Please let there be more.
Thomas Dunne Books
September 18, 2012
The praise on and around this book focuses almost entirely on its Japanese steampunk setting and how unique that is within a genre so often set within North American or European societies. It is refreshing to read something that ventures away from the genre standards. However, especially in the beginning of the book, the author seemed to be almost obsessed with revealing just how much he knows about ancient Japanese culture, mythology, and the way of the samurai. A lot of the information—names of attire and weapons in particular—end up feeling like a list of items picked out of a Wikipedia entry and woven without grace into the setting. Fortunately, this settles down somewhat once the lotus-polluted city of Kigen is introduced, but, with my limited knowledge of Japanese language, I did find the (over- and perhaps improper) usage of certain words rather jarring. Fortunately, none of this was enough to deter me from enjoying the story of a young fox clan hunter who joins her father on the Shogun’s mad quest to capture a mythical arashitora. Influx of Japanese terms aside, Kristoff’s steampunk society, with its Guildsmen in their clanking suits and chainkatana wielding samurai, is certainly a sight to imagine, and he does well with the details of both scenery and action, including an incredible battle between man, machine, and monster. But at the heart of the story is a girl, Yukiko, and her thunder tiger, Buruu, a relationship that I was pleased to see develop. YA can be very hit or miss with me, but Kristoff hit the right balance of stubborn teen and responsible young adult that pleases me, and, while there is a romance subplot, it did not feel shoehorned in as I so often find happens in YA. In fact, the romance was only a means to an ends, with the real relationship being that which grows between Yukiko and Buruu.
C.K. Kelly Martin
Dancing Cat Books
November 21 2015
With only one exam to go before she’s done high school forever, Ivy feels as though her life is going according to plan. That is until her (seemingly) perfect boyfriend tells her he wants to see other people on the way to said exam. She thought she would spend her last summer before university with Jeremy, fighting for their shared social causes. But now summer looms long and lonely in front of her. That is until she’s reunited with her second cousin Lucan, who she hasn’t seen in years.

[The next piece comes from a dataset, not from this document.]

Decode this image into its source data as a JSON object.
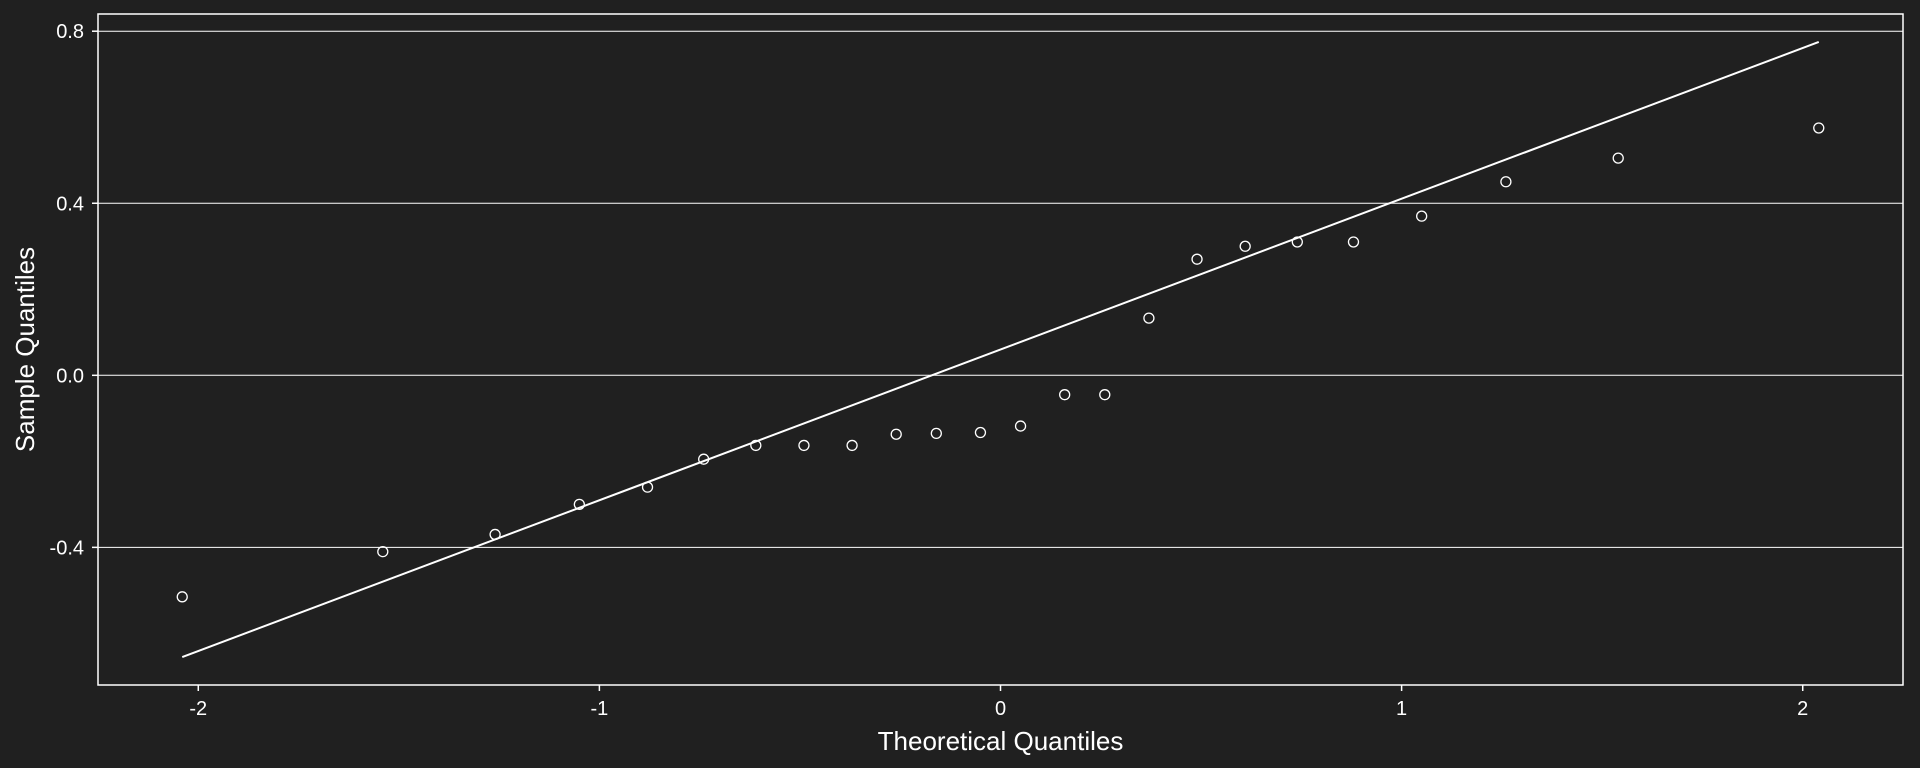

Lucan hasn’t been having an easy time lately either. He feels stuck between his parents—his dad who is still bitter about the divorce and his mom’s terrible new boyfriend. Not to mention his best friend Des, whose relationship might be turning abusive. Even though their moms have been mysteriously feuding for years, Ivy and Lucan find themselves bonding over their shared misery.
Though they initially came together because they needed someone else to talk to, their relationship soon develops into something more. Martin does an excellent job illustrating how a friendship can blossom and grow between two people over a length of time. From peanut allergies to sexually transmitted diseases, they face everything together and it was refreshing to see such a solid friendship represented in young adult literature. At times, Delicate felt a little rushed and problems were often solved rather quickly, but overall this was a charming novel about some of the challenges you face when growing up, and the importance of needing someone to lean on when those challenges arise.